Tiga malam liburan minggu ini ku habiskan dengan acara antah berantah. Dimulai sejak kamis. Setelah main futsal sama polisi-polisi muda yang kayaknya didrop untuk mengawal jalannya Pemilu, dengan kemenangan 5-2, malamnya bersama anak-anak asrama yang pada masih belum keringatan, aksi menghabis-habiskan stamina dilanjutkan di Next Futsal Jalan Solo. Lumayan juga, main 2 jam penuh.

Jum’at malam, acara jalan-jalan malam alias malala berlanjut karena ada teman asrama putri yang kerja di Clumberger lagi liburan ke Jogja. Sudah menjadi kebiasaan kami, kalau ada yang teman-teman yang udah kerja datang ke Jogja, maka sang tamu harus ngajak makan. Maka, sampailah aku bersama 7 anak-anak asrama lainnya malam itu di sebuah warung ikan bakar di Jalan Taman siswa.

Dan kemarin, pas malam mingguan, entah kenapa anak-anak pada semangat makan keluar. Rencananya sih cuma mau ke Hollywood aja dekat Kopma UGM. Tapi karena tutup, terpaksalah kami merubah haluan. Capek keliling-keliling, akhirnya diputuskan makan di Goeboex Senturan. Serius, aku pertama kali makan di tempat kayak ginian. Kirain, warung lesehan biasanya aja, eh ternyata tempat nokrong para ABG. Nan terlihatlah “dunia lain” yang membuatku kikuk memasukinya. Ya terlihat gerombolan cewek dan cowok dengan minuman dan rokok di tangan. Di beberapa meja, ada juga yang main kartu remi.

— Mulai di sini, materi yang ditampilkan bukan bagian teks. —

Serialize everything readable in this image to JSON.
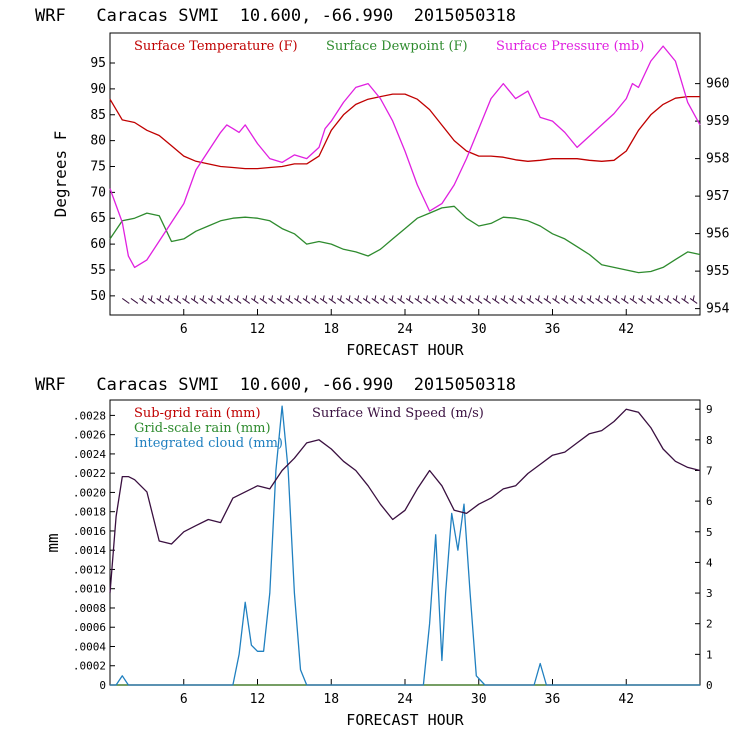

Yang terlihat juga macam-macam. Tapi kebanyakan para cewek ABG dengan pakaian serba minim. Ya, alamat bikin dosa lagi deh. Serta karena stress atau ngak tahu harus hilangkan sakit di hati aku menikmati suasana itu. Terserahlah, aku mau lupakan kejadian pagi hari. Saat, hatiku tercabik-cabik karena mengetahui dia sudah dikhitbah.

Sambil ketawa dengan omongan ngak jelas bersama teman-teman asrama, lama juga makanan datang. Padahal perut sudah lapar. Setelah setengah jam baru pesanan diantar pramusaji.

Menjelang jam 11 malam, karena ada jadwal ronda, segera motor dipacu menuju asrama. Baru nyampai di asrama, aku tersadar, tempat kayak gitu ngak cocok buatku. Kata teman, Goeboex ni baru kelas ecek-ecek. Masih banyak yang lebih high. Aku ngak bisa membayangkan kalau yang high, godaan nerakanya akan sedasyat apa. Ya, mudah2an ini terakhir kali aku makan di tempat yang ngak jelas.

Nanti, cari istri yang pinter masak aja. Biar senang terus di rumah. Karena godaan di luar sana memang luar biasa. Kalau tak kuat, alamat diri terseret dalam lembah nan hina.

Tuhan, jika Engkau masih sayang kepada hamba-Mu ini, hadirkanlah bidadari hati nan mampu obati sepi. Selamatkan diri dari dosa dan kemaksiatan. Seorang bidadari yang mampu riangkan dan sucikan hati. Karena aku tak sanggup lagi hidup sendiri, Tuhan.